This post office scheme is a money printing machine, just save ₹411 and build a huge fund of ₹43 lakhs!

Post Office Scheme: In today’s era, everyone wants to invest their hard earned money in a place where the money is not only safe but also gets strong returns on it. Away from the ups and downs of the stock market, Post Office’s Public Provident Fund (PPF) scheme is no less than a boon for those who dream of becoming a millionaire without any risk. This is a scheme that is considered a ‘powerhouse of safe investment’ in the financial world. If you also want to build a large fund for future needs, children’s education or retirement, this plan can prove very useful for you.

How will savings of ₹411 become ₹43 lakh?

The biggest rule of thumb in investing is to start early and be consistent. Post office PPF scheme math is very simple and profitable. By investing in this scheme, you can accumulate huge amount for long term. As per the information provided, this scheme is currently offering an attractive interest rate of 7.9%.

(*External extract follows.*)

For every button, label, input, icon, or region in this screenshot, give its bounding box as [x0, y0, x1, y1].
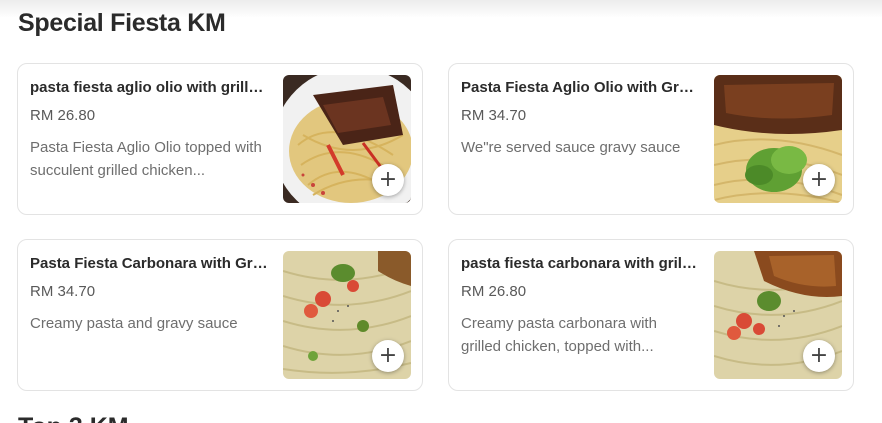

If you do the math, by saving just ₹411 per day, you save ₹12,500 a month. This way your total investment in a year becomes ₹1.5 lakh. The maturity period of PPF is 15 years. If you maintain this discipline and deposit ₹1.5 lakh every year, after 15 years you will have a fund of around ₹43.60 lakh. The most interesting thing about this is that only ₹22.5 lakh will go out of your pocket, while the remaining around ₹21 lakh will be given to you as interest only.

Government guarantee and tax exemption

Tax is the biggest worry for the common investor, but PPF investors get tremendous benefits here too. This scheme comes under ‘EEE’ (Exempt-Exempt-Exempt) category. This means that there is no tax on the principal amount invested, neither on the interest received, nor on the entire amount received on maturity.

Under Section 80C of Income Tax, you get tax exemption on investments up to ₹1.5 lakh per annum. Also, from a security point of view, this is a scheme supported by the Government of India. While in bank FD, there is insurance only up to a limit, while in PPF, every single penny of you is protected under the government’s ‘sovereign guarantee’.

Loans will also be available as per requirement

One cannot predict when one will suddenly need money in life. Even in this situation, this post office scheme does not give up on you. Between the third and sixth year of opening a PPF account, you can also take a loan against your deposited amount. This facility proves to be very helpful in emergency situations, as the interest rates on these loans are much cheaper than personal loans and repayments are also easy.

Apart from this, this scheme is also quite flexible regarding investment. It is not necessary that you deposit a huge amount every month. You can deposit a lump sum as per your convenience or invest bit by bit in 12 installments throughout the year.

No hassle of long lines, invest from home

You don’t have to go to the post office or stand in long queues like in the old days. With the Digital India campaign, post offices have also become hi-tech. Now you can operate your PPF account from home through India Post Payments Bank (IPPB) or DakPay app.

For this you just have to link your IPPB account with your main bank account. Once linked, you can transfer money in a few clicks by selecting the PPF option in the app.